Shares of Meta (META) fell this week after its disappointing third-quarter earnings report and as the company’s pivot to the metaverse draws increasingly negative sentiment.
In the year since Facebook became Meta, the company has spent billions investing in its metaverse projects. This investment has yet to bear fruit. For one thing, the division that oversees the company’s metaverse efforts, Reality Labs, lost money, posting a $3.7 billion loss in the last quarter alone.
CEO Mark Zuckerberg told analysts this week that he expects those losses to continue year-over-year. Yet while the company’s shares have suffered, Zuckerberg this month began presenting something unexpected as a major opportunity. He says the future of work may lie in the Metaverse and the company’s newest virtual reality headset, the Meta Quest Pro.
“Working in the metaverse is a major theme for Quest Pro,” Zuckerberg told analysts during the company’s earnings call on Wednesday. “There are 200 million people who buy new PCs every year, mostly for work. Our goal for the Quest Pro line over the next few years is to enable more and more of these people to actually do their jobs. virtual and mixed, possibly even better than they could on PC.”
This month at Meta Connect, the company highlighted its new partnerships with enterprise technology giant Microsoft (MSFT) and professional services giant Accenture (ACN). It’s a surprising angle. After all, thinking about Meta still conjures up images of a Facebook profile or, perhaps, a VR headset that we would normally associate with gaming.
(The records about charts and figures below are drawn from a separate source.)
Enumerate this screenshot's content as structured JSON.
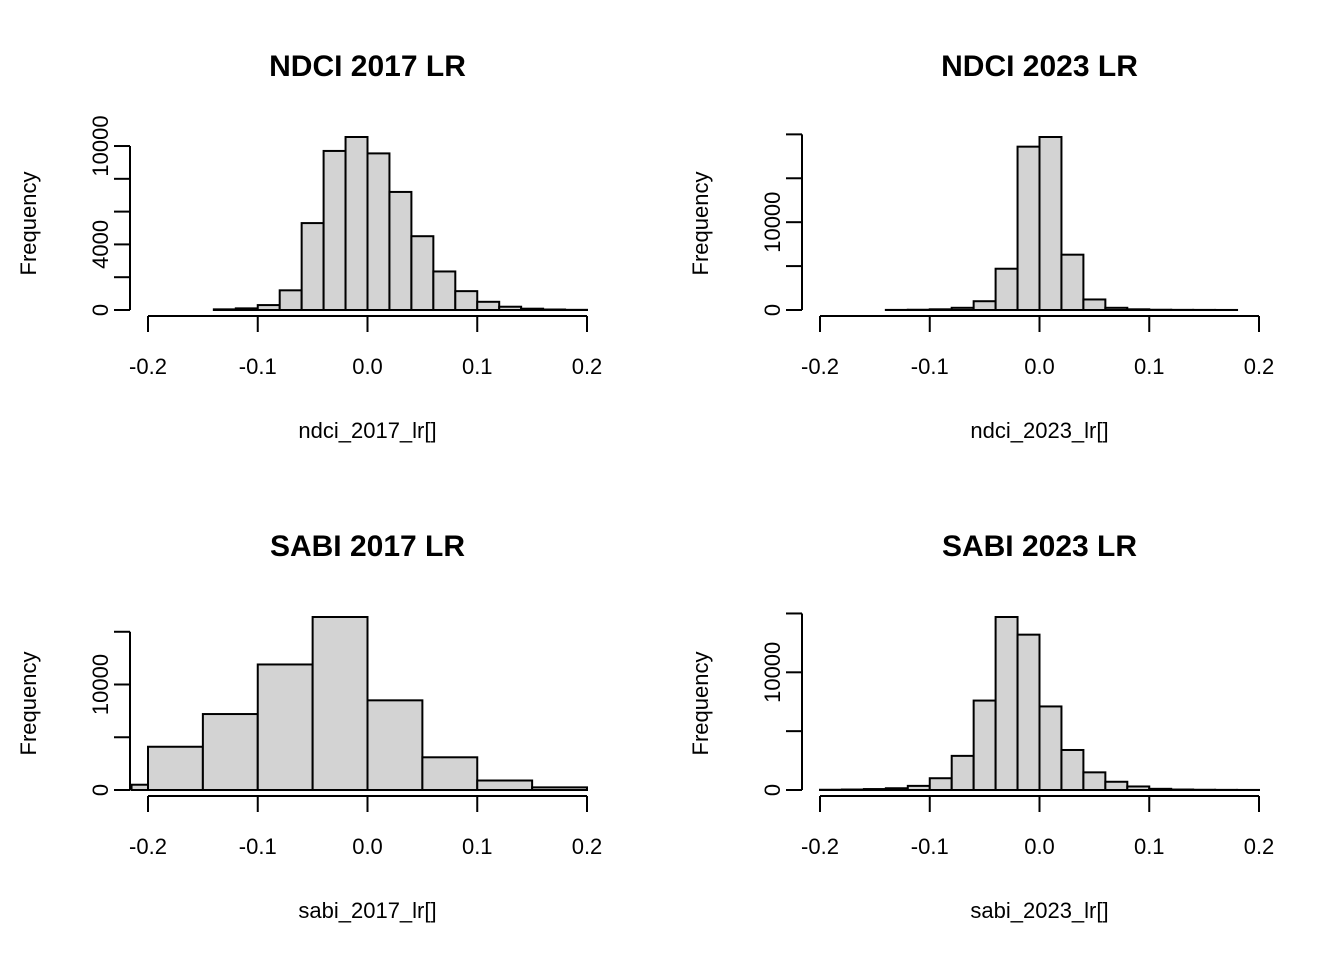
{
  "chart_data": [
    {
      "type": "bar",
      "title": "NDCI 2017 LR",
      "xlabel": "ndci_2017_lr[]",
      "ylabel": "Frequency",
      "xlim": [
        -0.2,
        0.2
      ],
      "x_ticks": [
        -0.2,
        -0.1,
        0.0,
        0.1,
        0.2
      ],
      "x_tick_labels": [
        "-0.2",
        "-0.1",
        "0.0",
        "0.1",
        "0.2"
      ],
      "y_ticks": [
        0,
        2000,
        4000,
        6000,
        8000,
        10000
      ],
      "y_tick_labels": [
        "0",
        "",
        "4000",
        "",
        "",
        "10000"
      ],
      "bin_edges": [
        -0.14,
        -0.12,
        -0.1,
        -0.08,
        -0.06,
        -0.04,
        -0.02,
        0.0,
        0.02,
        0.04,
        0.06,
        0.08,
        0.1,
        0.12,
        0.14,
        0.16,
        0.18,
        0.2
      ],
      "values": [
        40,
        100,
        300,
        1200,
        5300,
        9700,
        10550,
        9550,
        7200,
        4500,
        2350,
        1150,
        500,
        200,
        80,
        30,
        10
      ]
    },
    {
      "type": "bar",
      "title": "NDCI 2023 LR",
      "xlabel": "ndci_2023_lr[]",
      "ylabel": "Frequency",
      "xlim": [
        -0.2,
        0.2
      ],
      "x_ticks": [
        -0.2,
        -0.1,
        0.0,
        0.1,
        0.2
      ],
      "x_tick_labels": [
        "-0.2",
        "-0.1",
        "0.0",
        "0.1",
        "0.2"
      ],
      "y_ticks": [
        0,
        5000,
        10000,
        15000,
        20000
      ],
      "y_tick_labels": [
        "0",
        "",
        "10000",
        "",
        ""
      ],
      "bin_edges": [
        -0.14,
        -0.12,
        -0.1,
        -0.08,
        -0.06,
        -0.04,
        -0.02,
        0.0,
        0.02,
        0.04,
        0.06,
        0.08,
        0.1,
        0.12,
        0.14,
        0.16,
        0.18
      ],
      "values": [
        10,
        30,
        80,
        250,
        1000,
        4700,
        18600,
        19700,
        6300,
        1200,
        250,
        80,
        30,
        15,
        10,
        5
      ]
    },
    {
      "type": "bar",
      "title": "SABI 2017 LR",
      "xlabel": "sabi_2017_lr[]",
      "ylabel": "Frequency",
      "xlim": [
        -0.2,
        0.2
      ],
      "x_ticks": [
        -0.2,
        -0.1,
        0.0,
        0.1,
        0.2
      ],
      "x_tick_labels": [
        "-0.2",
        "-0.1",
        "0.0",
        "0.1",
        "0.2"
      ],
      "y_ticks": [
        0,
        5000,
        10000,
        15000
      ],
      "y_tick_labels": [
        "0",
        "",
        "10000",
        ""
      ],
      "bin_edges": [
        -0.215,
        -0.2,
        -0.15,
        -0.1,
        -0.05,
        0.0,
        0.05,
        0.1,
        0.15,
        0.2
      ],
      "values": [
        500,
        4100,
        7200,
        11900,
        16400,
        8500,
        3100,
        900,
        250
      ]
    },
    {
      "type": "bar",
      "title": "SABI 2023 LR",
      "xlabel": "sabi_2023_lr[]",
      "ylabel": "Frequency",
      "xlim": [
        -0.2,
        0.2
      ],
      "x_ticks": [
        -0.2,
        -0.1,
        0.0,
        0.1,
        0.2
      ],
      "x_tick_labels": [
        "-0.2",
        "-0.1",
        "0.0",
        "0.1",
        "0.2"
      ],
      "y_ticks": [
        0,
        5000,
        10000,
        15000
      ],
      "y_tick_labels": [
        "0",
        "",
        "10000",
        ""
      ],
      "bin_edges": [
        -0.2,
        -0.18,
        -0.16,
        -0.14,
        -0.12,
        -0.1,
        -0.08,
        -0.06,
        -0.04,
        -0.02,
        0.0,
        0.02,
        0.04,
        0.06,
        0.08,
        0.1,
        0.12,
        0.14,
        0.16,
        0.18,
        0.2
      ],
      "values": [
        20,
        40,
        80,
        150,
        350,
        1000,
        2900,
        7600,
        14700,
        13200,
        7100,
        3400,
        1500,
        700,
        300,
        100,
        40,
        20,
        10,
        5
      ]
    }
  ]
}
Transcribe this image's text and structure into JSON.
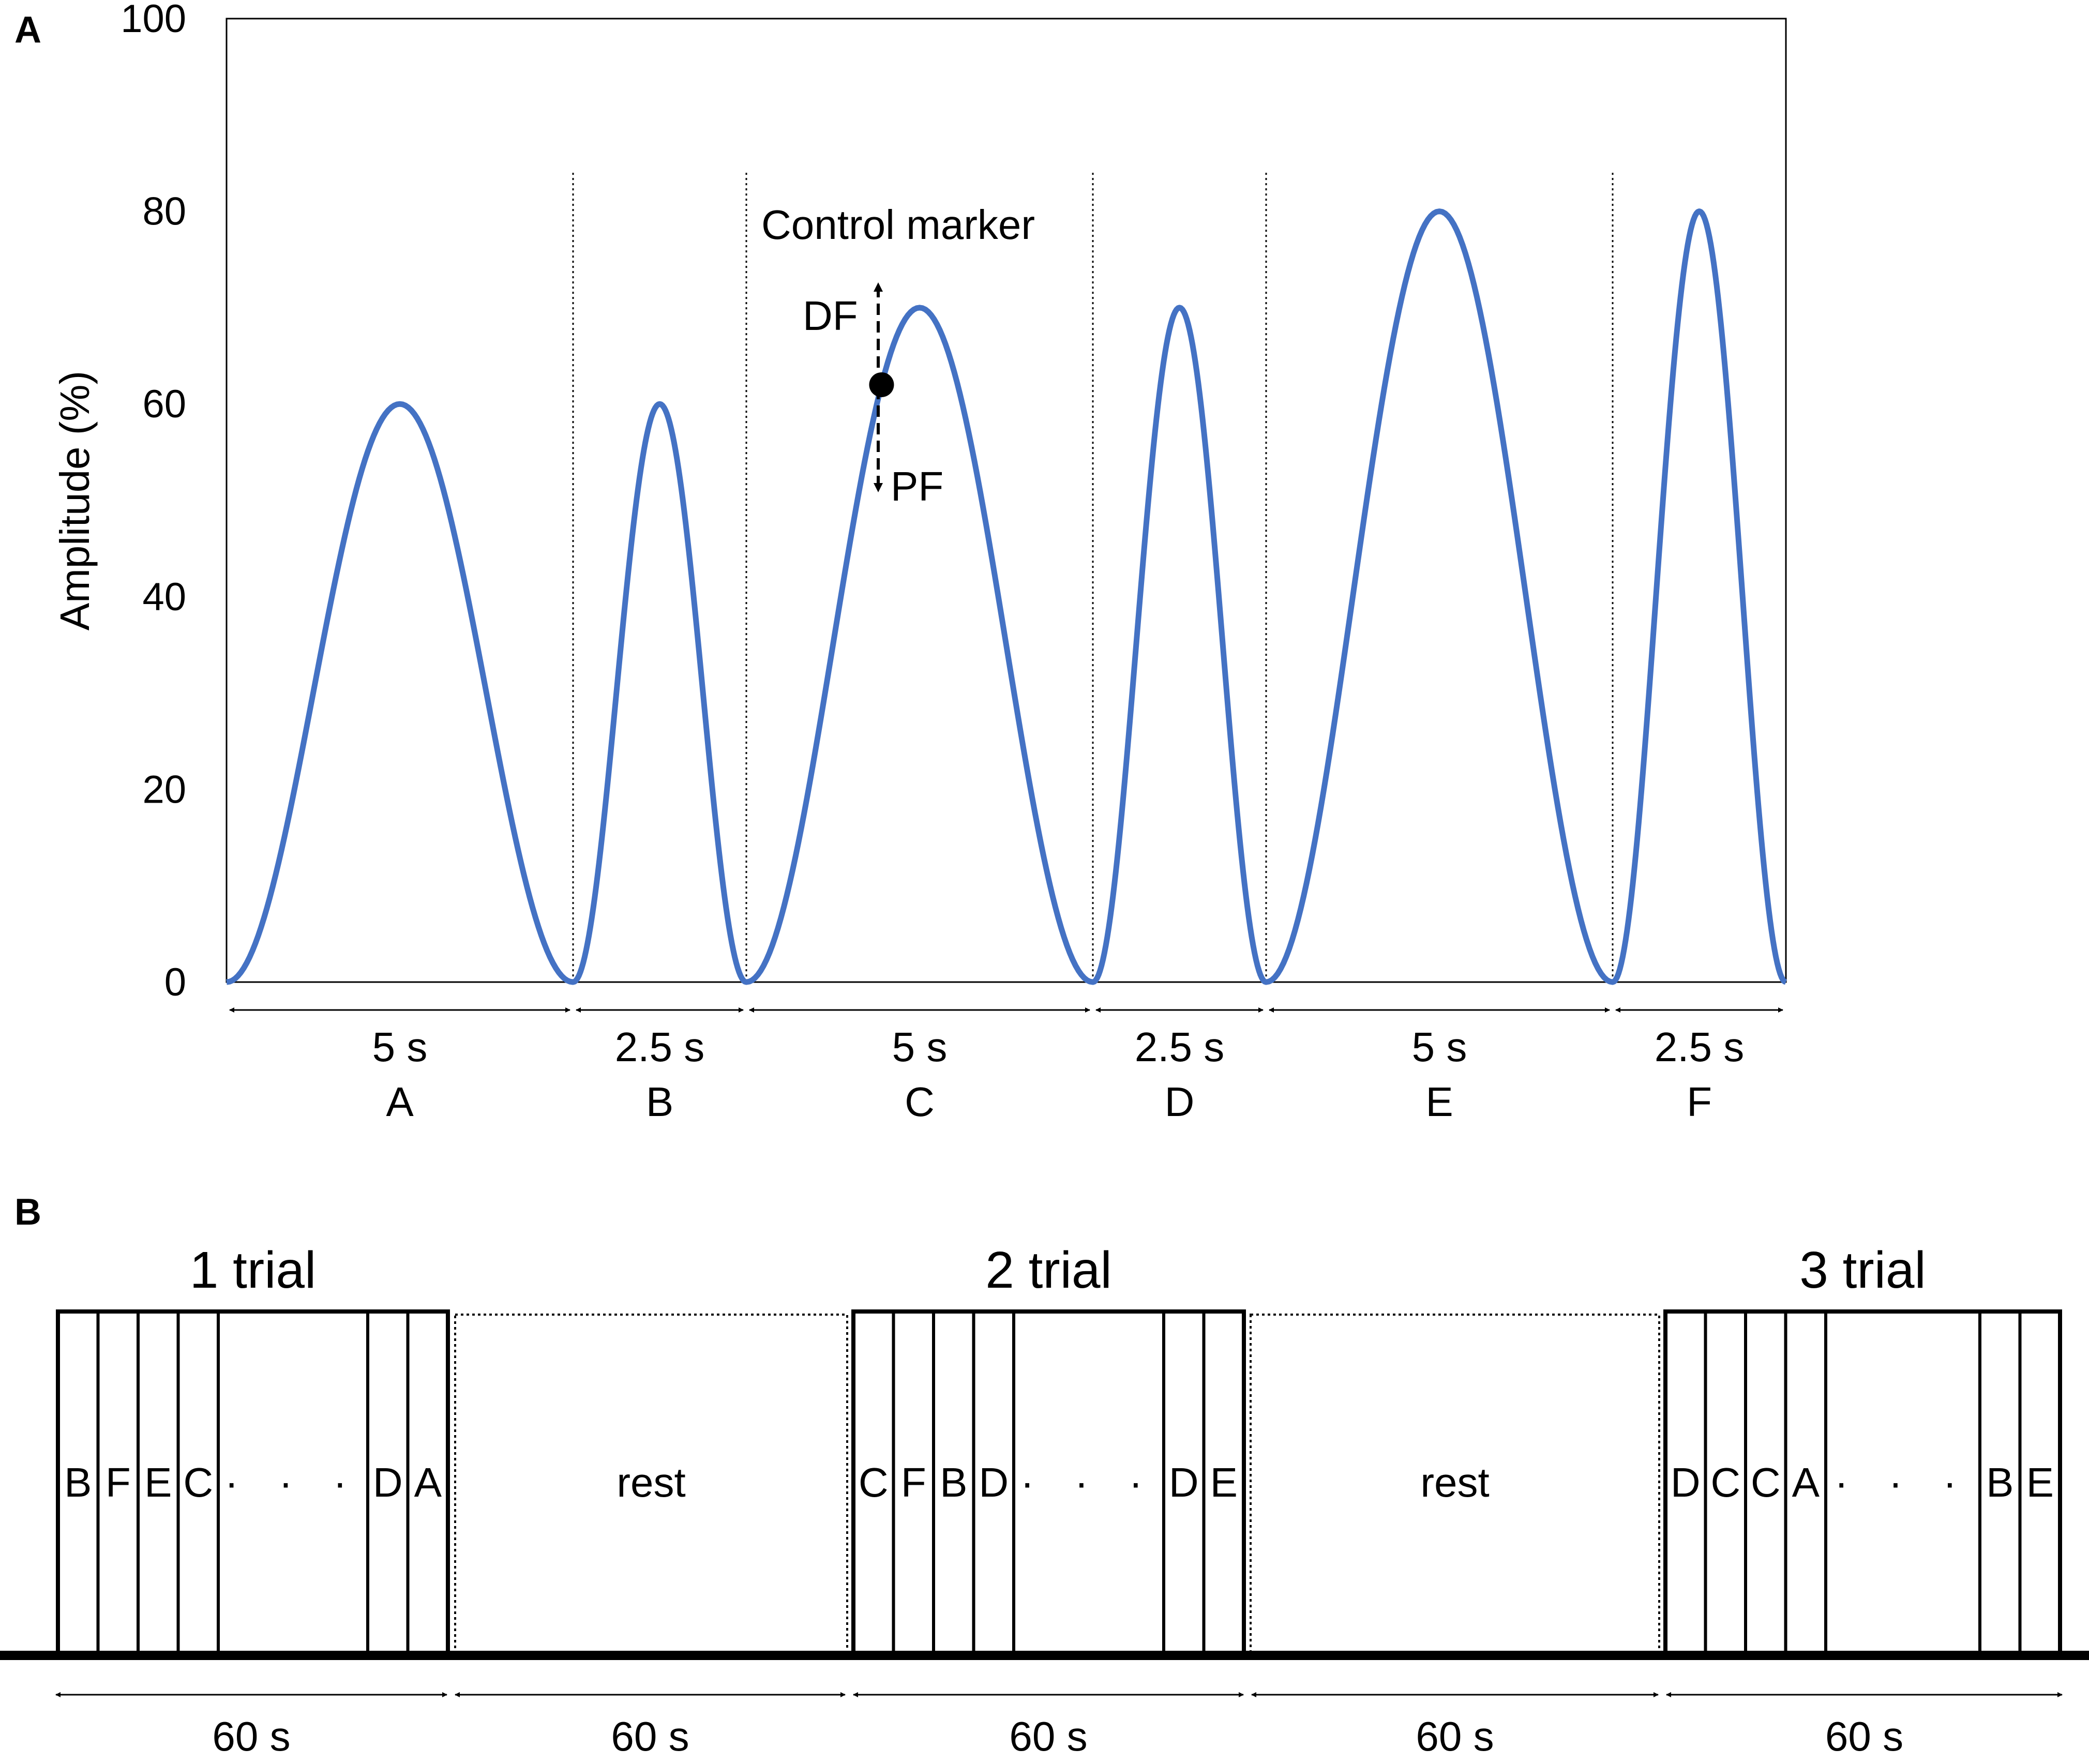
{
  "panel_a": {
    "label": "A",
    "annotations": {
      "control_marker": "Control marker",
      "df": "DF",
      "pf": "PF"
    }
  },
  "panel_b": {
    "label": "B",
    "blocks": [
      {
        "kind": "trial",
        "title": "1 trial",
        "cells": [
          "B",
          "F",
          "E",
          "C",
          "D",
          "A"
        ],
        "duration": "60 s"
      },
      {
        "kind": "rest",
        "text": "rest",
        "duration": "60 s"
      },
      {
        "kind": "trial",
        "title": "2 trial",
        "cells": [
          "C",
          "F",
          "B",
          "D",
          "D",
          "E"
        ],
        "duration": "60 s"
      },
      {
        "kind": "rest",
        "text": "rest",
        "duration": "60 s"
      },
      {
        "kind": "trial",
        "title": "3 trial",
        "cells": [
          "D",
          "C",
          "C",
          "A",
          "B",
          "E"
        ],
        "duration": "60 s"
      }
    ],
    "ellipsis": "· · ·"
  },
  "colors": {
    "curve": "#4472C4",
    "text": "#000000"
  },
  "chart_data": {
    "type": "line",
    "ylabel": "Amplitude (%)",
    "ylim": [
      0,
      100
    ],
    "yticks": [
      0,
      20,
      40,
      60,
      80,
      100
    ],
    "xlabel": "",
    "segments": [
      {
        "label": "A",
        "duration_label": "5 s",
        "duration_s": 5,
        "peak": 60
      },
      {
        "label": "B",
        "duration_label": "2.5 s",
        "duration_s": 2.5,
        "peak": 60
      },
      {
        "label": "C",
        "duration_label": "5 s",
        "duration_s": 5,
        "peak": 70
      },
      {
        "label": "D",
        "duration_label": "2.5 s",
        "duration_s": 2.5,
        "peak": 70
      },
      {
        "label": "E",
        "duration_label": "5 s",
        "duration_s": 5,
        "peak": 80
      },
      {
        "label": "F",
        "duration_label": "2.5 s",
        "duration_s": 2.5,
        "peak": 80
      }
    ],
    "control_marker": {
      "segment": "C",
      "amplitude": 62
    }
  }
}
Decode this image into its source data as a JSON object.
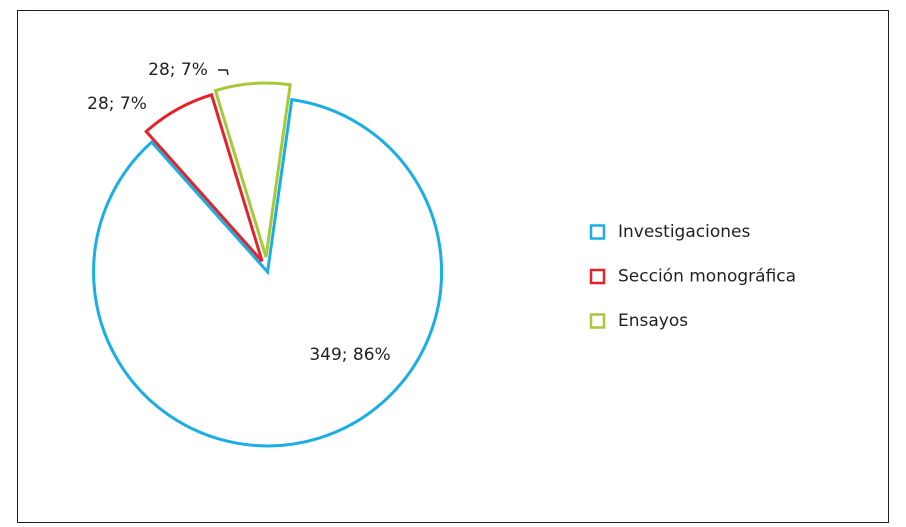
{
  "chart_data": {
    "type": "pie",
    "categories": [
      "Investigaciones",
      "Sección monográfica",
      "Ensayos"
    ],
    "values": [
      349,
      28,
      28
    ],
    "value_labels": [
      "349; 86%",
      "28; 7%",
      "28; 7%"
    ],
    "colors": [
      "#1aaee5",
      "#e5222a",
      "#a6c93a"
    ],
    "legend": "right"
  }
}
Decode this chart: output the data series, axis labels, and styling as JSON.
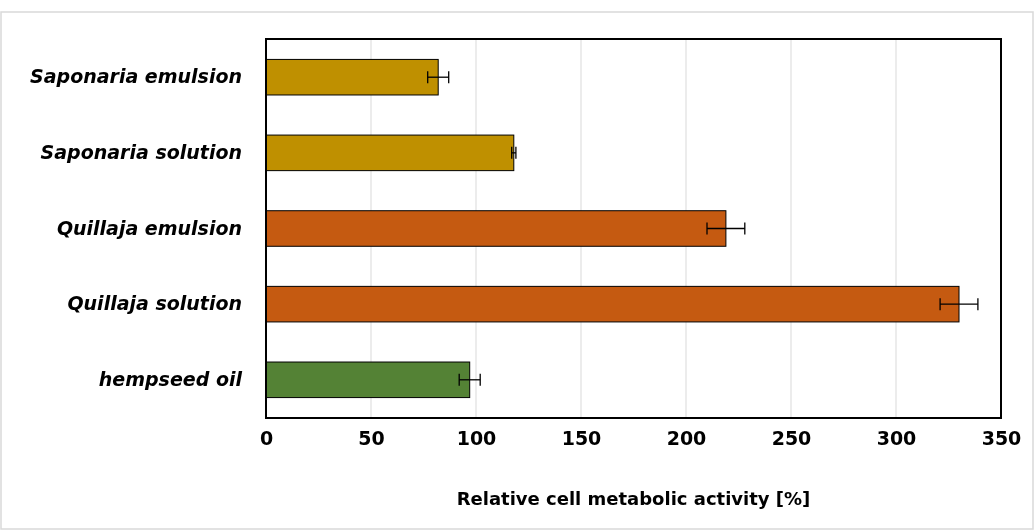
{
  "chart_data": {
    "type": "bar",
    "orientation": "horizontal",
    "xlabel": "Relative cell metabolic activity [%]",
    "categories": [
      "Saponaria emulsion",
      "Saponaria solution",
      "Quillaja emulsion",
      "Quillaja solution",
      "hempseed oil"
    ],
    "values": [
      82,
      118,
      219,
      330,
      97
    ],
    "errors": [
      5,
      1,
      9,
      9,
      5
    ],
    "colors": [
      "#bf9000",
      "#bf9000",
      "#c55a11",
      "#c55a11",
      "#548235"
    ],
    "xlim": [
      0,
      350
    ],
    "xticks": [
      0,
      50,
      100,
      150,
      200,
      250,
      300,
      350
    ],
    "grid": "x"
  }
}
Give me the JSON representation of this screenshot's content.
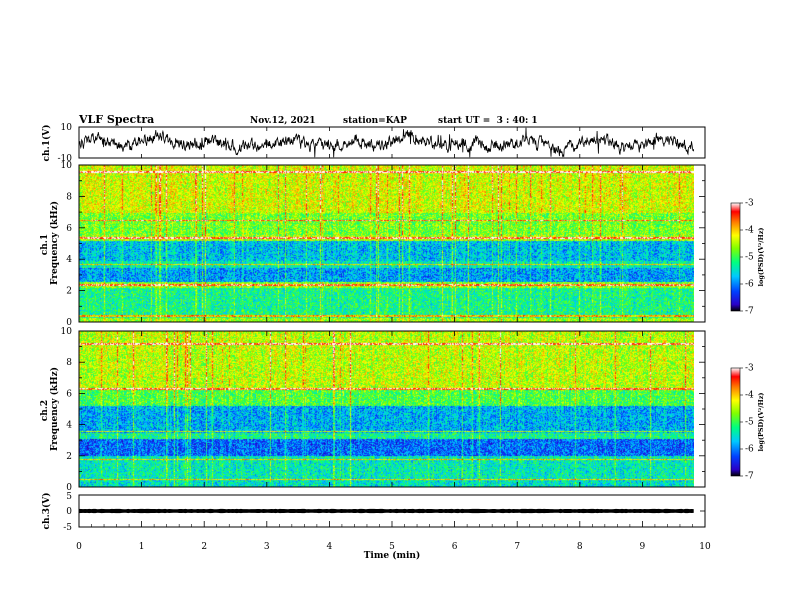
{
  "header": {
    "title": "VLF Spectra",
    "date": "Nov.12, 2021",
    "station": "station=KAP",
    "start": "start UT =  3 : 40: 1"
  },
  "chart_data": [
    {
      "type": "line",
      "name": "ch1-waveform",
      "ylabel": "ch.1(V)",
      "ylim": [
        -10,
        10
      ],
      "yticks": [
        "10",
        "-10"
      ],
      "xlim": [
        0,
        10
      ],
      "time_extent_min": 9.82
    },
    {
      "type": "heatmap",
      "name": "ch1-spectrogram",
      "ylabel": "ch.1\nFrequency (kHz)",
      "ylim": [
        0,
        10
      ],
      "yticks": [
        "0",
        "2",
        "4",
        "6",
        "8",
        "10"
      ],
      "xlim": [
        0,
        10
      ],
      "time_extent_min": 9.82,
      "colorbar": {
        "label": "log(PSD)(V²/Hz)",
        "range": [
          -7,
          -3
        ],
        "ticks": [
          "-3",
          "-4",
          "-5",
          "-6",
          "-7"
        ]
      }
    },
    {
      "type": "heatmap",
      "name": "ch2-spectrogram",
      "ylabel": "ch.2\nFrequency (kHz)",
      "ylim": [
        0,
        10
      ],
      "yticks": [
        "0",
        "2",
        "4",
        "6",
        "8",
        "10"
      ],
      "xlim": [
        0,
        10
      ],
      "time_extent_min": 9.82,
      "colorbar": {
        "label": "log(PSD)(V²/Hz)",
        "range": [
          -7,
          -3
        ],
        "ticks": [
          "-3",
          "-4",
          "-5",
          "-6",
          "-7"
        ]
      }
    },
    {
      "type": "line",
      "name": "ch3-waveform",
      "ylabel": "ch.3(V)",
      "ylim": [
        -5,
        5
      ],
      "yticks": [
        "5",
        "0",
        "-5"
      ],
      "xlim": [
        0,
        10
      ],
      "xlabel": "Time (min)",
      "xticks": [
        "0",
        "1",
        "2",
        "3",
        "4",
        "5",
        "6",
        "7",
        "8",
        "9",
        "10"
      ],
      "time_extent_min": 9.82
    }
  ]
}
However, Laura Martin, senior analyst at Needham, said there is a lot that makes sense in the future of work. Entering the future of work, for starters, “doubles their total addressable market,” Martin told Yahoo Finance. She added that the company’s new focus on mixed reality is also a “smart pivot” tied to new Microsoft and Accenture partnerships.
“My gut feeling is that the pivot to mixed reality is informed because Microsoft and Accenture, who think it’s more likely to succeed,” she said.
There is certainly precedent for the work-metaverse conversation. For example, Autodesk (ADSK) this year acquired The Wild, an XR platform specifically designed for architecture and construction professionals. There’s also a world of startups that includes companies like Virbela, which specifically brings virtual reality to business and education environments.
For Metaverse experts, there’s a chance Meta is onto something – with caveats. Adam Voss and Josh Rush, co-founders of VR platform Surreal, believe that all companies will eventually have some sort of metaverse presence, but not all workflows or training will be suitable for this 3D world.
“We believe every business will eventually have a metaverse website,” Rush said. “This website will be a three-dimensional social channel through which you can, for example, virtually organize engagement events or their offices… There are also, of course, many things that you would not want to reproduce in a metaverse, because you need that hands-on experience.”
Human resources could be an example of a job that could lend itself to the metaverse “from a brand perspective, because you’re bringing in the best talent,” Voss said.
It’s likely that Voss and Rush are right, that business applications in the metaverse will become more prevalent, according to Forrester vice president and principal analyst JP Gownder. It’s unclear when that will happen — and whether it will come in time for Meta to reap the benefits, he said.
“The metaverse for business is going to end up being really big, but will it be two years? 10 years? That’s going to be the challenge,” Gownder said.
Beyond lack of time, the corporate metaverse job push has other issues. Reports that Meta’s own employees aren’t interested in using the company’s VR products should give us pause, said Oscar Mattsson, founder and CEO of startup Allwhere, which offers tools, equipment and technology-based services to company employees.
“The future of work is when people have a say in how and where they want to do their best work,” said Mattsson, one of WeWork’s earliest employees. “For me, I think the future of work is to focus on improving the reality we currently live in, instead of creating some weird facsimile.”
Nor is it sold on Meta’s headsets as the key to future working environments in the long term – and certainly not in the short term.
In the short term, virtual reality in the workplace isn’t viable en masse, said Adam Riggs, former chairman of Shutterstock (SSTK) and current CEO of online workspace platform Frameable Spaces.
“Currently, based on what is available now or in the near future, virtual reality is not a serious, inclusive, or sustainable way to improve the performance of a remote or hybrid team,” did he declare. “Exceptions to this are specialized training applications, but for general office applications, virtual reality is not a viable path to better results.”
Mattsson may have expressed one thing we can all agree on: “Legless torsos aren’t the future of work.”